La première fois que j'ai vu Marceline, c'était en 1961, dans Chronique d'un été d'Edgar Morin et Jean Rouch. Je l'ai plutôt aperçue : dans mon souvenir, elle apparaissait aux côtés de Régis Debray.

Bien plus tard, je l'ai rencontrée, grâce à Chris Marker, en compagnie de Joris Ivens. Et nous sommes vite devenus amis en cinéma et en citoyens qui se respectent. Marceline et Joris défendaient alors la Chine qui soutenait le Vietnam dans la guerre contre les Américains.

Leur ironie et leur humour, qui n'étaient pas du goût de tout le monde, accompagnaient leurs opinions et leurs films. Nous nous sommes retrouvés avec eux à Pékin, en 1978. Ils présentaient Comment Yukong déplaçait les montagnes aux étudiants. L'enthousiasme de Marceline était contagieux. Joris, qui évidemment connaissait le sujet, l'écoutait malgré tout avec l'intérêt d'un jeune homme en apprentissage.

Les années ont passé et on se voyait, ici et là. Le couple Loridan/Ivens était exemplaire, à vous donner envie.
Ils semblaient unis à jamais, pour une vie de création et de cinéma, défendant des idées que le temps et ses soubresauts n'ont cessé d'affermir.

Joris est parti. Marceline a lutté corps et âme pour qu'il prenne la place qu'il mérite aux Pays-Bas, son pays d'origine, même si son œuvre concernait les luttes de libération dans le monde entier.

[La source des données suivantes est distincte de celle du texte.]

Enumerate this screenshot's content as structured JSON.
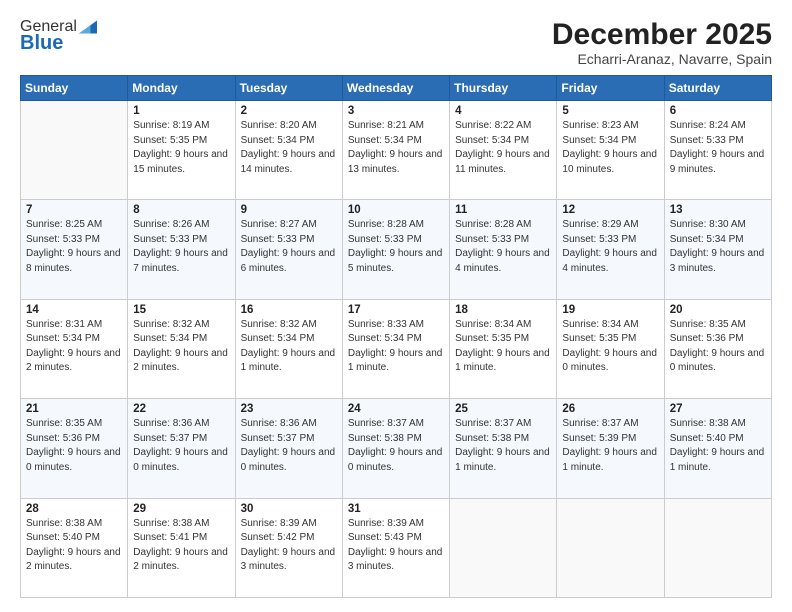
{
  "header": {
    "logo_general": "General",
    "logo_blue": "Blue",
    "title": "December 2025",
    "subtitle": "Echarri-Aranaz, Navarre, Spain"
  },
  "days_header": [
    "Sunday",
    "Monday",
    "Tuesday",
    "Wednesday",
    "Thursday",
    "Friday",
    "Saturday"
  ],
  "weeks": [
    [
      {
        "day": "",
        "sunrise": "",
        "sunset": "",
        "daylight": ""
      },
      {
        "day": "1",
        "sunrise": "Sunrise: 8:19 AM",
        "sunset": "Sunset: 5:35 PM",
        "daylight": "Daylight: 9 hours and 15 minutes."
      },
      {
        "day": "2",
        "sunrise": "Sunrise: 8:20 AM",
        "sunset": "Sunset: 5:34 PM",
        "daylight": "Daylight: 9 hours and 14 minutes."
      },
      {
        "day": "3",
        "sunrise": "Sunrise: 8:21 AM",
        "sunset": "Sunset: 5:34 PM",
        "daylight": "Daylight: 9 hours and 13 minutes."
      },
      {
        "day": "4",
        "sunrise": "Sunrise: 8:22 AM",
        "sunset": "Sunset: 5:34 PM",
        "daylight": "Daylight: 9 hours and 11 minutes."
      },
      {
        "day": "5",
        "sunrise": "Sunrise: 8:23 AM",
        "sunset": "Sunset: 5:34 PM",
        "daylight": "Daylight: 9 hours and 10 minutes."
      },
      {
        "day": "6",
        "sunrise": "Sunrise: 8:24 AM",
        "sunset": "Sunset: 5:33 PM",
        "daylight": "Daylight: 9 hours and 9 minutes."
      }
    ],
    [
      {
        "day": "7",
        "sunrise": "Sunrise: 8:25 AM",
        "sunset": "Sunset: 5:33 PM",
        "daylight": "Daylight: 9 hours and 8 minutes."
      },
      {
        "day": "8",
        "sunrise": "Sunrise: 8:26 AM",
        "sunset": "Sunset: 5:33 PM",
        "daylight": "Daylight: 9 hours and 7 minutes."
      },
      {
        "day": "9",
        "sunrise": "Sunrise: 8:27 AM",
        "sunset": "Sunset: 5:33 PM",
        "daylight": "Daylight: 9 hours and 6 minutes."
      },
      {
        "day": "10",
        "sunrise": "Sunrise: 8:28 AM",
        "sunset": "Sunset: 5:33 PM",
        "daylight": "Daylight: 9 hours and 5 minutes."
      },
      {
        "day": "11",
        "sunrise": "Sunrise: 8:28 AM",
        "sunset": "Sunset: 5:33 PM",
        "daylight": "Daylight: 9 hours and 4 minutes."
      },
      {
        "day": "12",
        "sunrise": "Sunrise: 8:29 AM",
        "sunset": "Sunset: 5:33 PM",
        "daylight": "Daylight: 9 hours and 4 minutes."
      },
      {
        "day": "13",
        "sunrise": "Sunrise: 8:30 AM",
        "sunset": "Sunset: 5:34 PM",
        "daylight": "Daylight: 9 hours and 3 minutes."
      }
    ],
    [
      {
        "day": "14",
        "sunrise": "Sunrise: 8:31 AM",
        "sunset": "Sunset: 5:34 PM",
        "daylight": "Daylight: 9 hours and 2 minutes."
      },
      {
        "day": "15",
        "sunrise": "Sunrise: 8:32 AM",
        "sunset": "Sunset: 5:34 PM",
        "daylight": "Daylight: 9 hours and 2 minutes."
      },
      {
        "day": "16",
        "sunrise": "Sunrise: 8:32 AM",
        "sunset": "Sunset: 5:34 PM",
        "daylight": "Daylight: 9 hours and 1 minute."
      },
      {
        "day": "17",
        "sunrise": "Sunrise: 8:33 AM",
        "sunset": "Sunset: 5:34 PM",
        "daylight": "Daylight: 9 hours and 1 minute."
      },
      {
        "day": "18",
        "sunrise": "Sunrise: 8:34 AM",
        "sunset": "Sunset: 5:35 PM",
        "daylight": "Daylight: 9 hours and 1 minute."
      },
      {
        "day": "19",
        "sunrise": "Sunrise: 8:34 AM",
        "sunset": "Sunset: 5:35 PM",
        "daylight": "Daylight: 9 hours and 0 minutes."
      },
      {
        "day": "20",
        "sunrise": "Sunrise: 8:35 AM",
        "sunset": "Sunset: 5:36 PM",
        "daylight": "Daylight: 9 hours and 0 minutes."
      }
    ],
    [
      {
        "day": "21",
        "sunrise": "Sunrise: 8:35 AM",
        "sunset": "Sunset: 5:36 PM",
        "daylight": "Daylight: 9 hours and 0 minutes."
      },
      {
        "day": "22",
        "sunrise": "Sunrise: 8:36 AM",
        "sunset": "Sunset: 5:37 PM",
        "daylight": "Daylight: 9 hours and 0 minutes."
      },
      {
        "day": "23",
        "sunrise": "Sunrise: 8:36 AM",
        "sunset": "Sunset: 5:37 PM",
        "daylight": "Daylight: 9 hours and 0 minutes."
      },
      {
        "day": "24",
        "sunrise": "Sunrise: 8:37 AM",
        "sunset": "Sunset: 5:38 PM",
        "daylight": "Daylight: 9 hours and 0 minutes."
      },
      {
        "day": "25",
        "sunrise": "Sunrise: 8:37 AM",
        "sunset": "Sunset: 5:38 PM",
        "daylight": "Daylight: 9 hours and 1 minute."
      },
      {
        "day": "26",
        "sunrise": "Sunrise: 8:37 AM",
        "sunset": "Sunset: 5:39 PM",
        "daylight": "Daylight: 9 hours and 1 minute."
      },
      {
        "day": "27",
        "sunrise": "Sunrise: 8:38 AM",
        "sunset": "Sunset: 5:40 PM",
        "daylight": "Daylight: 9 hours and 1 minute."
      }
    ],
    [
      {
        "day": "28",
        "sunrise": "Sunrise: 8:38 AM",
        "sunset": "Sunset: 5:40 PM",
        "daylight": "Daylight: 9 hours and 2 minutes."
      },
      {
        "day": "29",
        "sunrise": "Sunrise: 8:38 AM",
        "sunset": "Sunset: 5:41 PM",
        "daylight": "Daylight: 9 hours and 2 minutes."
      },
      {
        "day": "30",
        "sunrise": "Sunrise: 8:39 AM",
        "sunset": "Sunset: 5:42 PM",
        "daylight": "Daylight: 9 hours and 3 minutes."
      },
      {
        "day": "31",
        "sunrise": "Sunrise: 8:39 AM",
        "sunset": "Sunset: 5:43 PM",
        "daylight": "Daylight: 9 hours and 3 minutes."
      },
      {
        "day": "",
        "sunrise": "",
        "sunset": "",
        "daylight": ""
      },
      {
        "day": "",
        "sunrise": "",
        "sunset": "",
        "daylight": ""
      },
      {
        "day": "",
        "sunrise": "",
        "sunset": "",
        "daylight": ""
      }
    ]
  ]
}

Je continuais à voir Marceline, à la Cinémathèque notamment. Elle a poursuivi sa vocation créatrice, une vie admirablement remplie, jusqu'à la fin. Sa curiosité est toujours demeurée intacte, vivace. Elle était restée la petite jeune femme, frêle mais tenace, de Chronique d'un été, que j'ai revu plus tard. Une fois, plus récemment, je lui en ai parlé. Je lui ai montré les images où elle apparaissait. J'ai vu son visage s'éclairer du même sourire que celui de la jeune femme du film. Elle n'a jamais perdu la sagacité de son esprit, ni la ferveur de ses convictions.


Costa-Gavras est cinéaste et président de la Cinémathèque française.